Gripper is a fine primer, but, it is not a stain killer. Go with gym's Coverstain recommendation.


----------



## Frank_Drebin (Sep 13, 2016)

Thanks. I didn't know that. I was leaning toward the Gripper but I really do want a good stain blocker. However, would I really need a stain blocker with a primer, since there will be a top coat anyway?

... They say "High hiding". Is that the same as stain blocking?


----------



## Gymschu (Dec 12, 2010)

CoverStain IS a stain-blocking WHITE primer so all of your bases are covered.


----------



## Frank_Drebin (Sep 13, 2016)

Thanks guys! Looks like Zinsser Cover Stain. It has good reviews and is even a little cheaper than other brands.

Not to drag this out or anything, but what about the top coat? SW SuperPaint has been recommended but I'm not sure if I can find it, plus, can't see any online reviews. I'm going with a semi-gloss white. Best options are.....?


----------



## chrisn (Dec 23, 2007)

Cannot find super paint? Please explain. What real paint stores are near you?


----------



## Frank_Drebin (Sep 13, 2016)

I'm just not sure if I can find it - I don't remember ever having seen it.

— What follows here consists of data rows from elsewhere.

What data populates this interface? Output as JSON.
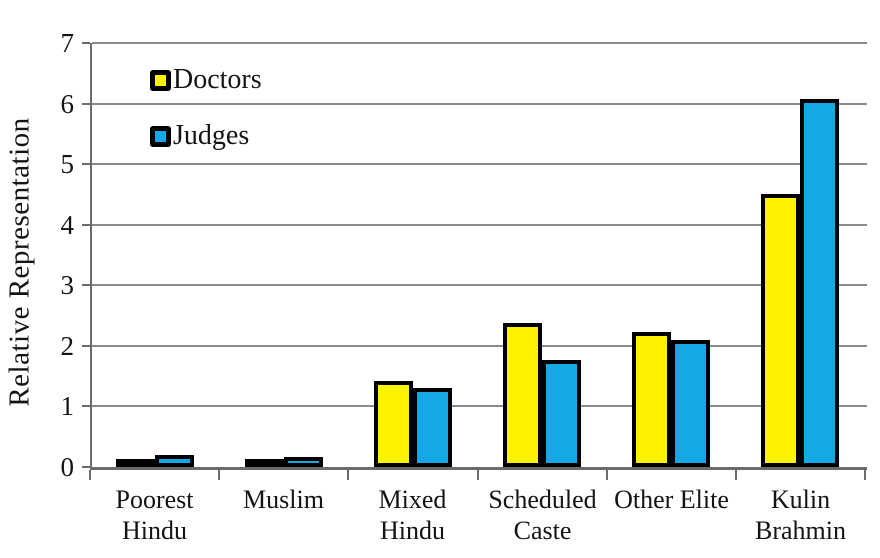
{
  "chart_data": {
    "type": "bar",
    "title": "",
    "ylabel": "Relative Representation",
    "xlabel": "",
    "ylim": [
      0,
      7
    ],
    "yticks": [
      0,
      1,
      2,
      3,
      4,
      5,
      6,
      7
    ],
    "grid": true,
    "legend_position": "top-left-inside",
    "categories": [
      "Poorest Hindu",
      "Muslim",
      "Mixed Hindu",
      "Scheduled Caste",
      "Other Elite",
      "Kulin Brahmin"
    ],
    "category_label_lines": [
      [
        "Poorest",
        "Hindu"
      ],
      [
        "Muslim"
      ],
      [
        "Mixed",
        "Hindu"
      ],
      [
        "Scheduled",
        "Caste"
      ],
      [
        "Other Elite"
      ],
      [
        "Kulin",
        "Brahmin"
      ]
    ],
    "series": [
      {
        "name": "Doctors",
        "color": "#FDF300",
        "values": [
          0.09,
          0.13,
          1.42,
          2.38,
          2.23,
          4.5
        ]
      },
      {
        "name": "Judges",
        "color": "#14A8E7",
        "values": [
          0.2,
          0.16,
          1.3,
          1.77,
          2.09,
          6.08
        ]
      }
    ],
    "colors": {
      "bar_border": "#000000",
      "gridline": "#8A8A8A",
      "axis": "#6B6B6B",
      "text": "#141414",
      "background": "#FFFFFF"
    }
  }
}
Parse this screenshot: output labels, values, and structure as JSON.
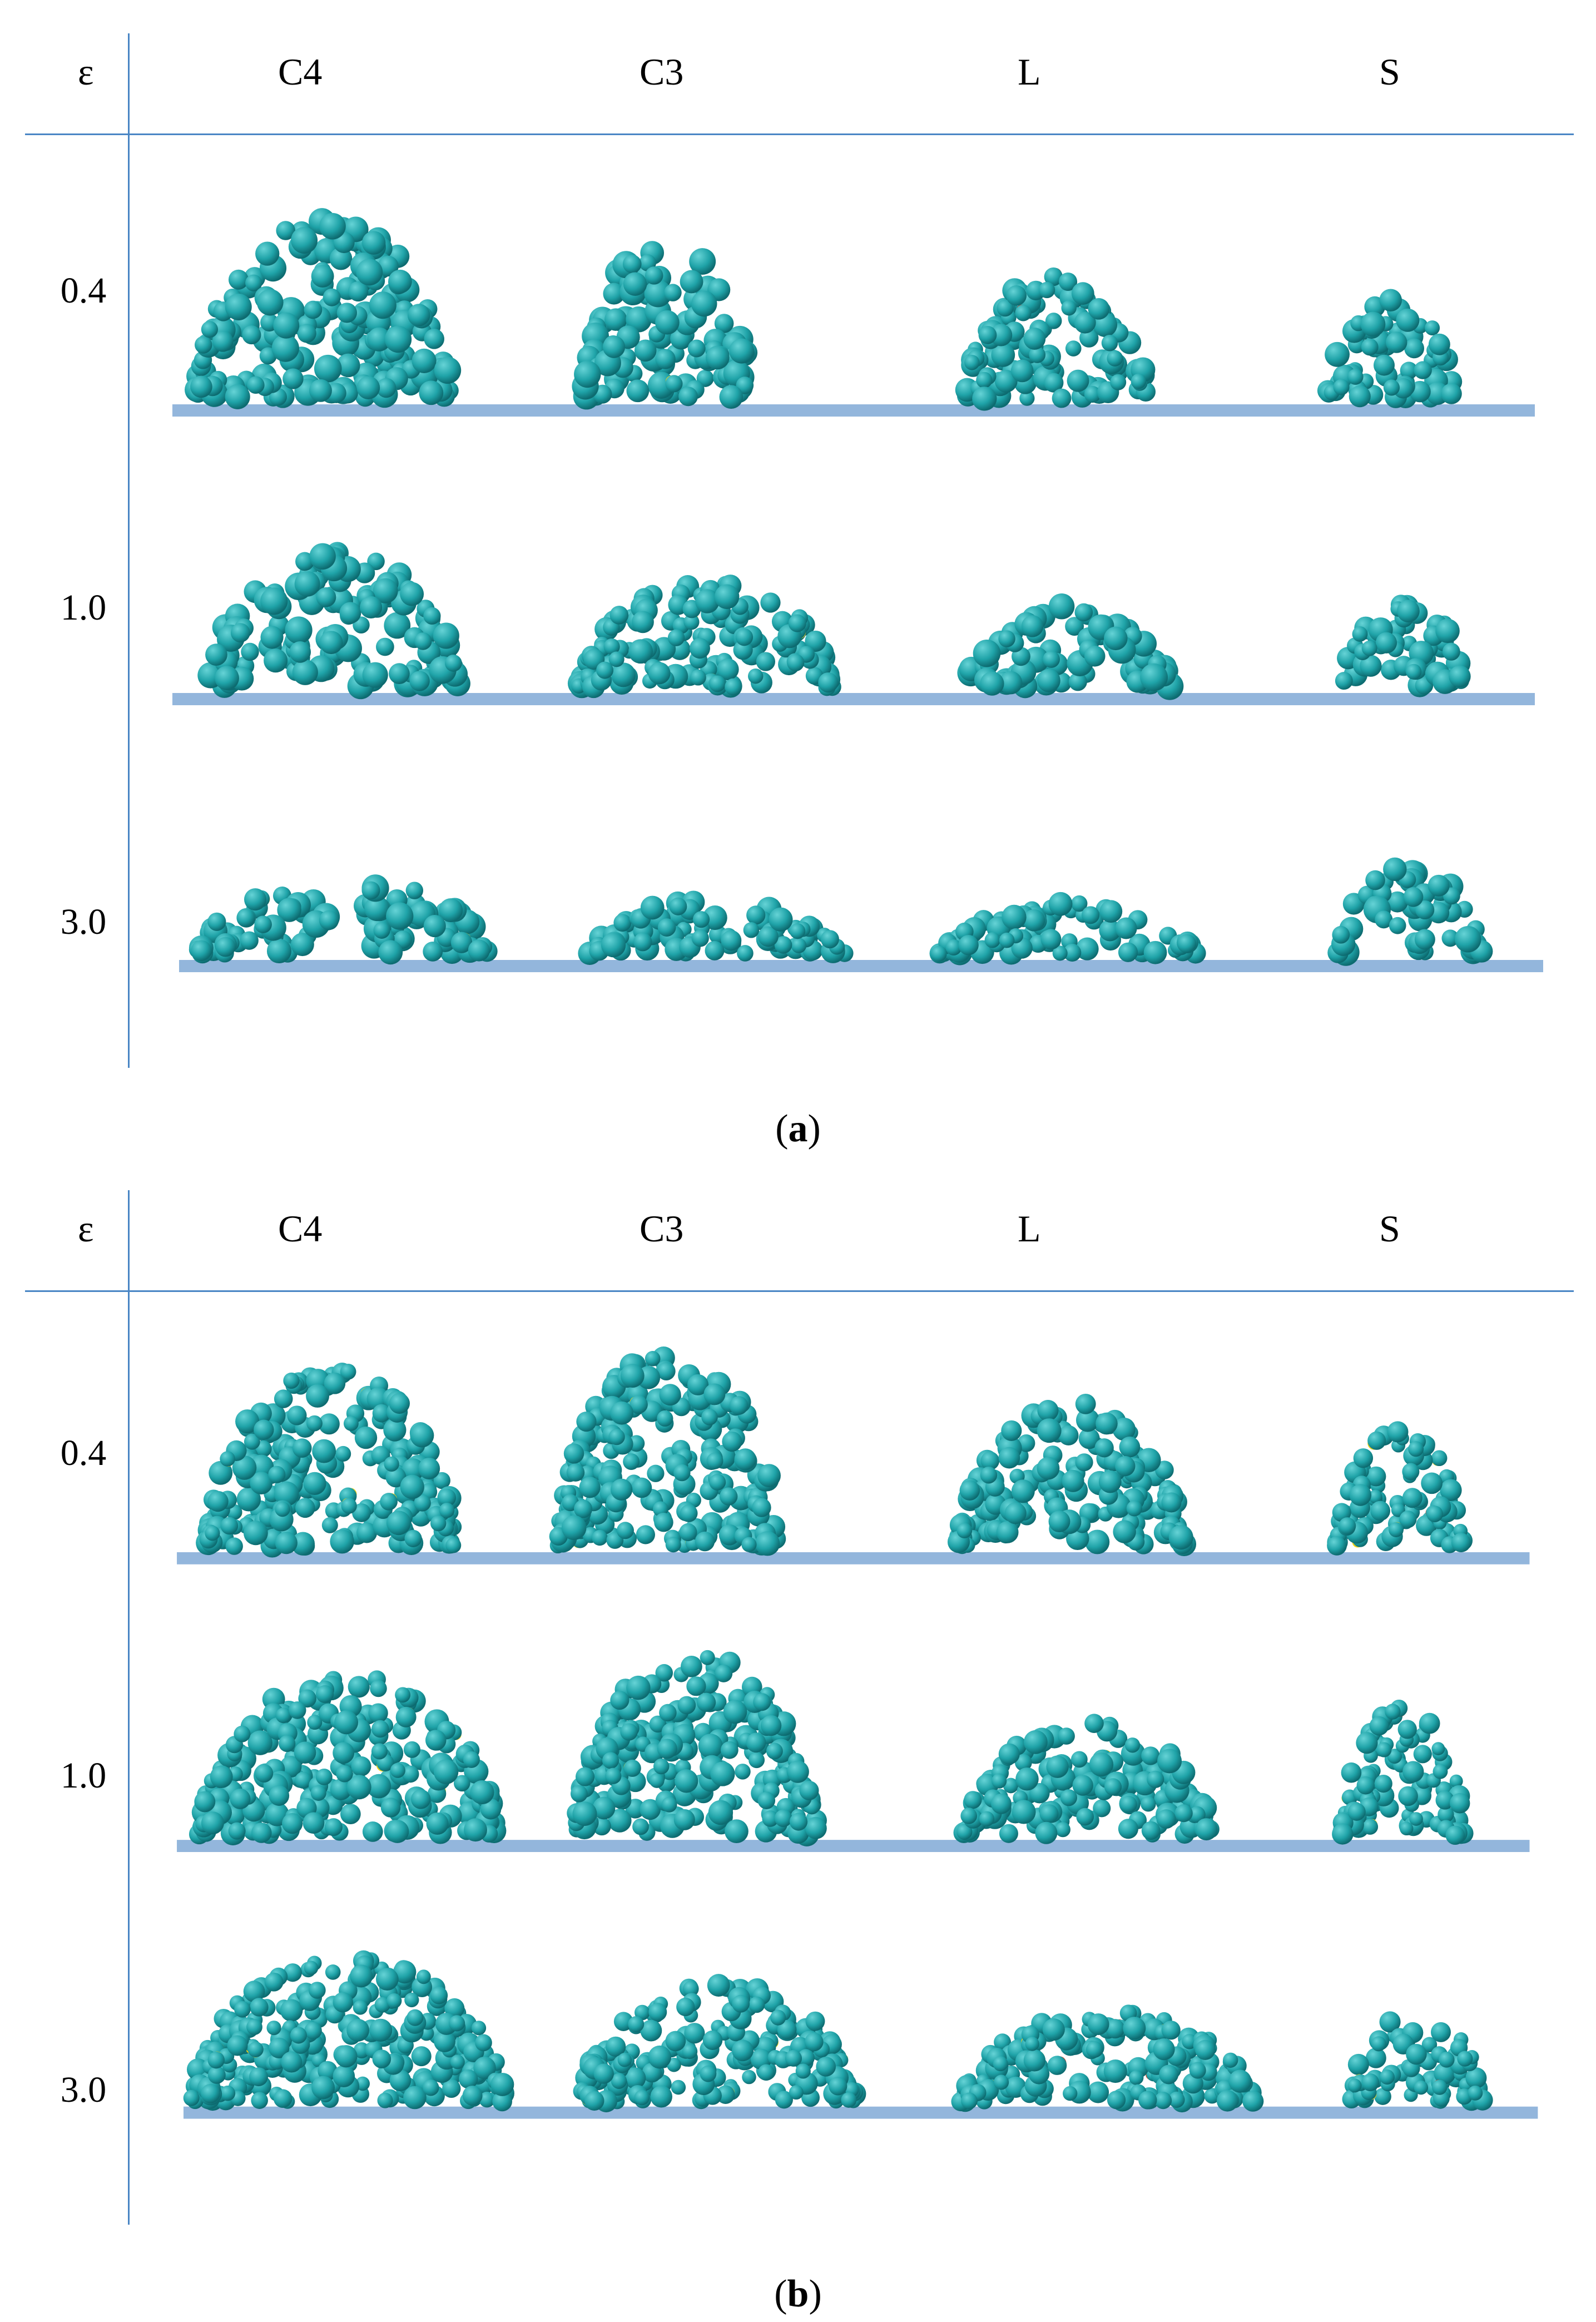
{
  "figure": {
    "panels": [
      {
        "id": "a",
        "caption_open": "(",
        "caption_letter": "a",
        "caption_close": ")",
        "column_header_symbol": "ε",
        "columns": [
          "C4",
          "C3",
          "L",
          "S"
        ],
        "rows": [
          "0.4",
          "1.0",
          "3.0"
        ]
      },
      {
        "id": "b",
        "caption_open": "(",
        "caption_letter": "b",
        "caption_close": ")",
        "column_header_symbol": "ε",
        "columns": [
          "C4",
          "C3",
          "L",
          "S"
        ],
        "rows": [
          "0.4",
          "1.0",
          "3.0"
        ]
      }
    ],
    "colors": {
      "axis_line": "#4a86c5",
      "substrate": "#93b6dc",
      "bead_cyan": "#1fa3a8",
      "bead_highlight": "#66d3d6",
      "bead_yellow": "#f0d21a",
      "bead_red": "#d63a1c"
    }
  }
}
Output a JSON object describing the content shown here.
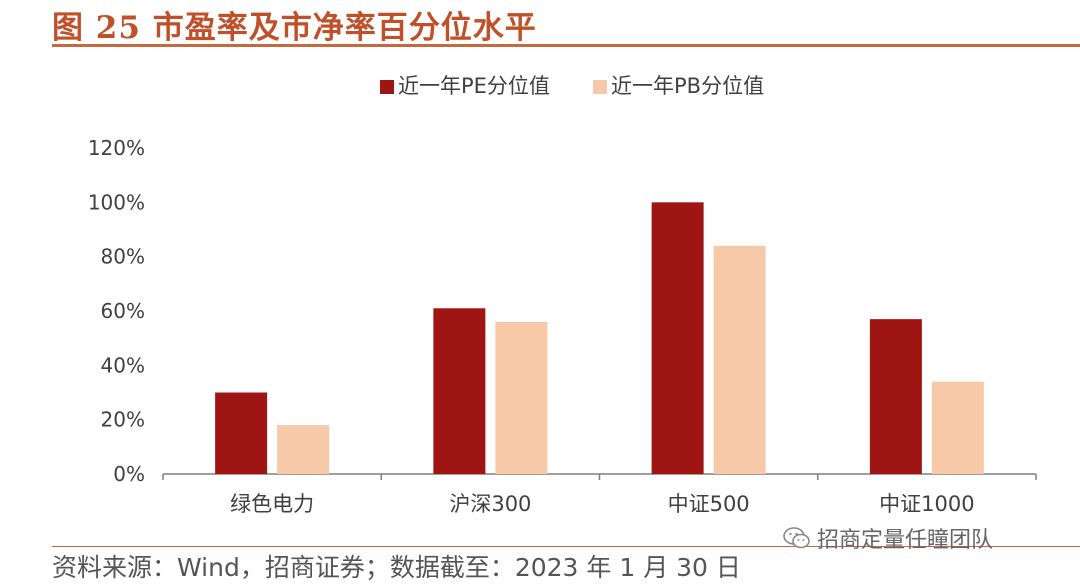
{
  "header": {
    "figure_title": "图 25 市盈率及市净率百分位水平"
  },
  "footer": {
    "source": "资料来源：Wind，招商证券；数据截至：2023 年 1 月 30 日",
    "watermark": "招商定量任瞳团队",
    "watermark_icon": "wechat-icon"
  },
  "colors": {
    "pe": "#9e1513",
    "pb": "#f7c9a8",
    "accent": "#c8683f",
    "axis": "#7f7f7f",
    "text": "#404040"
  },
  "chart_data": {
    "type": "bar",
    "title": "",
    "xlabel": "",
    "ylabel": "",
    "categories": [
      "绿色电力",
      "沪深300",
      "中证500",
      "中证1000"
    ],
    "series": [
      {
        "name": "近一年PE分位值",
        "values": [
          0.3,
          0.61,
          1.0,
          0.57
        ]
      },
      {
        "name": "近一年PB分位值",
        "values": [
          0.18,
          0.56,
          0.84,
          0.34
        ]
      }
    ],
    "ylim": [
      0,
      1.2
    ],
    "yticks": [
      0,
      0.2,
      0.4,
      0.6,
      0.8,
      1.0,
      1.2
    ],
    "ytick_labels": [
      "0%",
      "20%",
      "40%",
      "60%",
      "80%",
      "100%",
      "120%"
    ],
    "grid": false,
    "legend_position": "top-center"
  }
}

I always go to Home Depot. I'll take a look.


----------



## stick\shift (Mar 23, 2015)

Super Paint is a Sherwin Williams product, you need to go to their store (and you're better off staying out of the big box stores when it comes to painting anyway).


----------



## Frank_Drebin (Sep 13, 2016)

Thanks stick\shift. I just found a local SW outlet. They have it in stock.


----------



## Frank_Drebin (Sep 13, 2016)

Zinsser Cover Stain - illegal in California - per Home Depot. /: (


----------



## chrisn (Dec 23, 2007)

SW might still carry an outdoor version, ask them.


----------



## Gymschu (Dec 12, 2010)

Yeah, you really need that oil based primer to seal in those stains. Any latex primer is going to be a "wick" and those stains will telegraph through it, the primer, and the topcoats that is.


----------



## Frank_Drebin (Sep 13, 2016)

I know what you mean. On my last house the brown bleeded right through - wasted all my paint.

Everywhere I look, the oil-based stuff is banned in Cali.

Search continues...


----------



## chrisn (Dec 23, 2007)

BIN maybe?


----------



## Frank_Drebin (Sep 13, 2016)

Yes, I was looking at that. Pricey but looks like a good option.


----------